The days pass and the photo of his wife on the control panel keeps him company as the Red Planet swells in the windows until it fills his entire view. Once a week, he speaks to Judy, his S-Band signal relayed through the flyby spacecraft. She asks him how he is, he assures her he is fine, not mentioning he grows weaker with each day he spends in freefall and he worries he may not be strong enough to move about on the Martian surface. She tells him neighbourhood gossip, but he doesn’t recognise the names, or recalls them only dimly, and their house in Nassau Bay seems like a distant memory and only Judy, kept fresh by the photograph, is clear in his memory—so much so she comes to represent home, Earth, the life he left behind and to which he is determined to return.

Now he’s hurtling towards a curved plain of russets and ochres and reddish-browns, and soon he’s so close all hint of curvature has gone. After one last report to Walker, he positions himself at the commander’s station, attaches the waist restraints, and waits for the Mission Timer to hit 31234315, when the DSKY will tell him the MGC is running the descent program.

As the MM skims across the top of Mars’ atmosphere, he has one hand to the thrust/translation controller and the other to the attitude controller, but he’s not flying this craft. He looks down on the planet, and he’s spent so long training for this he’s used to the montages from the simulator, but now the landscape of Mars is written so emphatically across its face he can pick out major features and it all seems perversely unreal. The three Tharsis Montes: Arsia, Pavonis and Ascraeus; and now Noctis Labyrinthus, Hesperia Planum… It amuses him the Latin names sound so scientific, but translated into English they describe a fantasy land: Peacock Mountain, the Labyrinth of the Night, the Lands to the West…

The MM begins to vibrate and rattle as its heatshield hits wisps of Martian air. The atmosphere here is only fourteen miles deep and less than one percent as dense as Earth’s. It’s not enough to slow him from his interplanetary dash—but the designers have that covered.
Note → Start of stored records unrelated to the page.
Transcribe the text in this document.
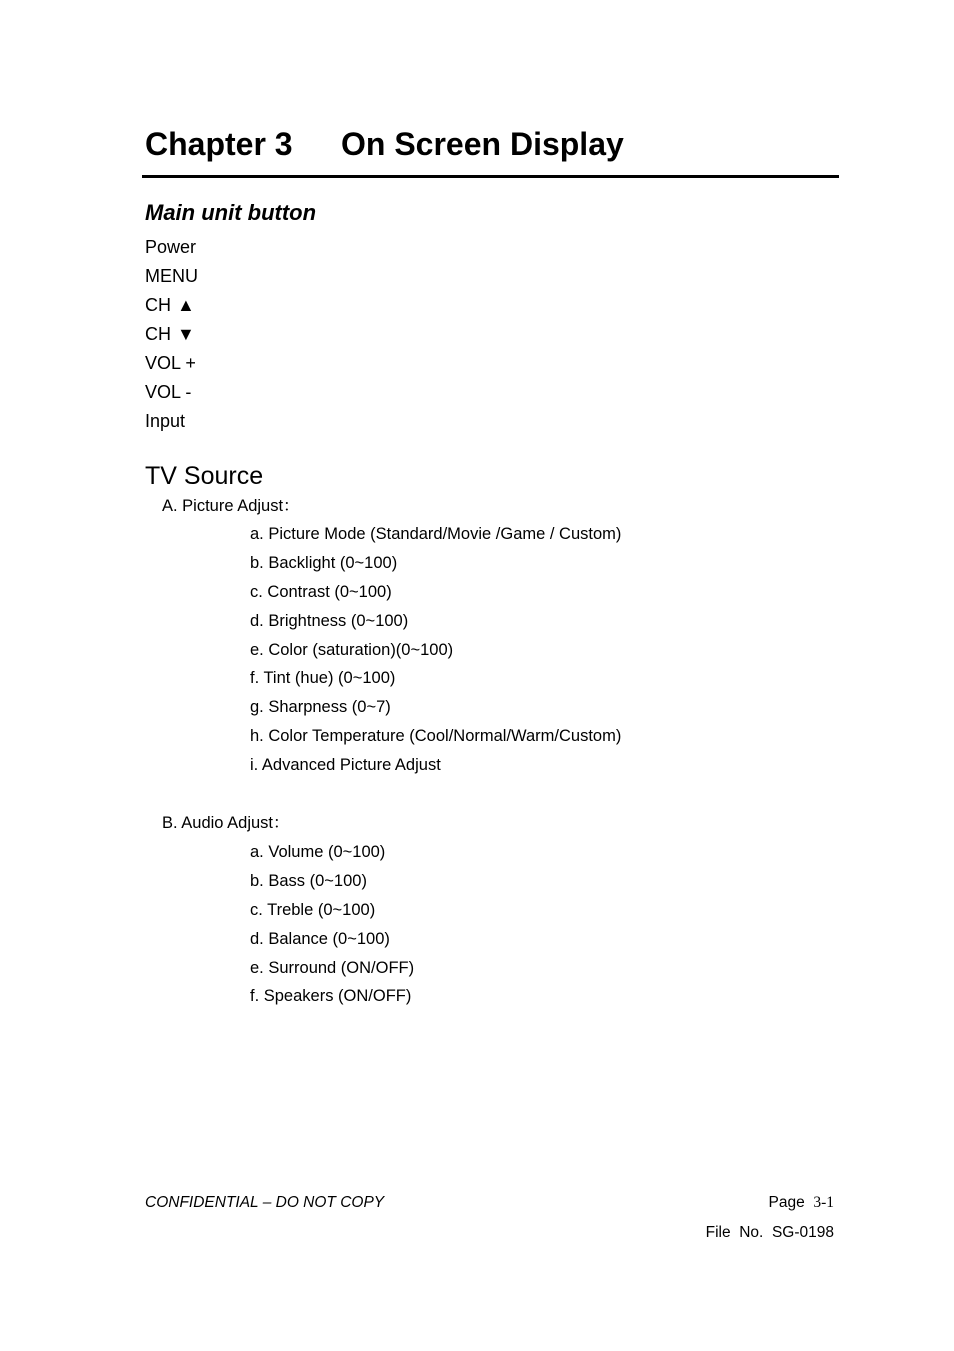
Chapter 3 On Screen Display
Main unit button
Power
MENU
CH ▲
CH ▼
VOL +
VOL -
Input
TV Source
A. Picture Adjust：
a. Picture Mode (Standard/Movie /Game / Custom)
b. Backlight (0~100)
c. Contrast (0~100)
d. Brightness (0~100)
e. Color (saturation)(0~100)
f. Tint (hue) (0~100)
g. Sharpness (0~7)
h. Color Temperature (Cool/Normal/Warm/Custom)
i. Advanced Picture Adjust
B. Audio Adjust：
a. Volume (0~100)
b. Bass (0~100)
c. Treble (0~100)
d. Balance (0~100)
e. Surround (ON/OFF)
f. Speakers (ON/OFF)
CONFIDENTIAL – DO NOT COPY	Page 3-1
File  No. SG-0198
There’s a rocket engine in the heatshield and it fires on schedule, dropping the MM through the Sound Barrier, and he’s briefly amused at the thought of a sonic boom rolling unheard across the lifeless hills of Lunae Planum.

He watches the altimeter and rate of descent meter. It’s a rough ride and his wasted muscles are making it hard to cope. The heatshield ablates as he hurtles across the Martian sky. He can see an orange glow from below, but is that the Martian surface or the heatshield burning? And now a white fireball envelopes the MM. This spacecraft was not designed for atmospheric entry, not even an atmosphere as thin as Mars’. It’s two hundred and fifty times thinner than Earth, but it’s still air, it’s not a vaccum, and this flimsy thing was originally built to land on the airless Moon.

At least he’s not experiencing the crushing Gs of an Earth re-entry. After thirty days in freefall with no exercise, it’s a real strain, and his legs are aching, he’s feeling a little light-headed, but he knows it feels much worse than it is so he rides it out—

Now the MM is in freefall, dropping towards the Martian surface. The spacecraft shudders as the heatshield is discarded. The MM is still flying descent stage first, so all he can see in the window is dark sky. A moment later, the spacecraft rocks as the drogue chutes are released. The MM jerks from side to side as the chutes open, there is a moment of vertiginous stability as the spacecraft falls for more than 15,000 feet, and then the drogue chutes are gone, work done, and he hears a loud bang as the mortars fire and the main chutes deploy.